I feel awful for her and am not sure what the best life I can provide her at this point? If people suggest the fish, what kind? Will she have the greater chance to be part of the gang with one type over another? I should also mention she was the most aggressive fish in her school when she did have friends.

Thanks in advance.


----------



## sschlesier (Sep 16, 2016)

I don't know about the invasive species thing, but I'm pretty sure I've seen them in multiple Vancouver shops over the last month or so.


----------



## kim86 (Sep 5, 2012)

They've been restricted and aren't supposed to be sold in BC anymore, so I have pulled them from my store's stock since a while back. 

As far as what fish would do well, and for similar looking, some kind of pencilfish may work.


----------



## Atom (Apr 21, 2010)

I think I saw some gold ones at Pet Habitat a month ago?

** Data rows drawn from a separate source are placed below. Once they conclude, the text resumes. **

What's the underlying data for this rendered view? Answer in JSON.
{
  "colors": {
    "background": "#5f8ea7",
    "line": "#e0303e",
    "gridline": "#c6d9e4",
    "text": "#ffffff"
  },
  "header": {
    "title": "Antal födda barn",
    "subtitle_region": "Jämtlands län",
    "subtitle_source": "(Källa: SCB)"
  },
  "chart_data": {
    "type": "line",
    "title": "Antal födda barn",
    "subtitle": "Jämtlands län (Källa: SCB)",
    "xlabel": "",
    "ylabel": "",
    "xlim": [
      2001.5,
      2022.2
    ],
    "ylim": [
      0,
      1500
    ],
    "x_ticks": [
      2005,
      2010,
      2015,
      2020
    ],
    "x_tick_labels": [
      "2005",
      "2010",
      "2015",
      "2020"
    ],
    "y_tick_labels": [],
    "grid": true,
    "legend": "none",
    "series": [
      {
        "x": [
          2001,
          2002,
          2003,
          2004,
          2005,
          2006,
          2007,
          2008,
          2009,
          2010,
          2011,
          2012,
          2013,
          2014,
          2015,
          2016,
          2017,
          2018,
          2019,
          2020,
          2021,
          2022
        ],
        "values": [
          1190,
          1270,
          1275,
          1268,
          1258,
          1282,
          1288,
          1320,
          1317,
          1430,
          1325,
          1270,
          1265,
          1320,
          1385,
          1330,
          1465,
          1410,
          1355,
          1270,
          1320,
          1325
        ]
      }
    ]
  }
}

Sent from my iPhone using Tapatalk


----------



## Jacksmom (Apr 11, 2016)

Thanks for the input guys. I went with a couple neon tetras and the minnow does seem a lot happier. He's active again I did look into the pencilfish and they did look very similar to my minnow but they are warm water fish from what I read and I didn't want to increase the minnows temperature since he's been through so much in the last months. The neon tetra's min temp and the minnow's max temp were in line so I met in the middle for them Not an ideal situation for any of them but the minnow's activity level has went back to a more normal range. I'm feeling a little better for him Thanks again.


----------



## funkycat (Nov 3, 2010)

Glad you solved the problem! 

Just FYI aquariums west had some White Cloud Mountain Minnows when i went in today


----------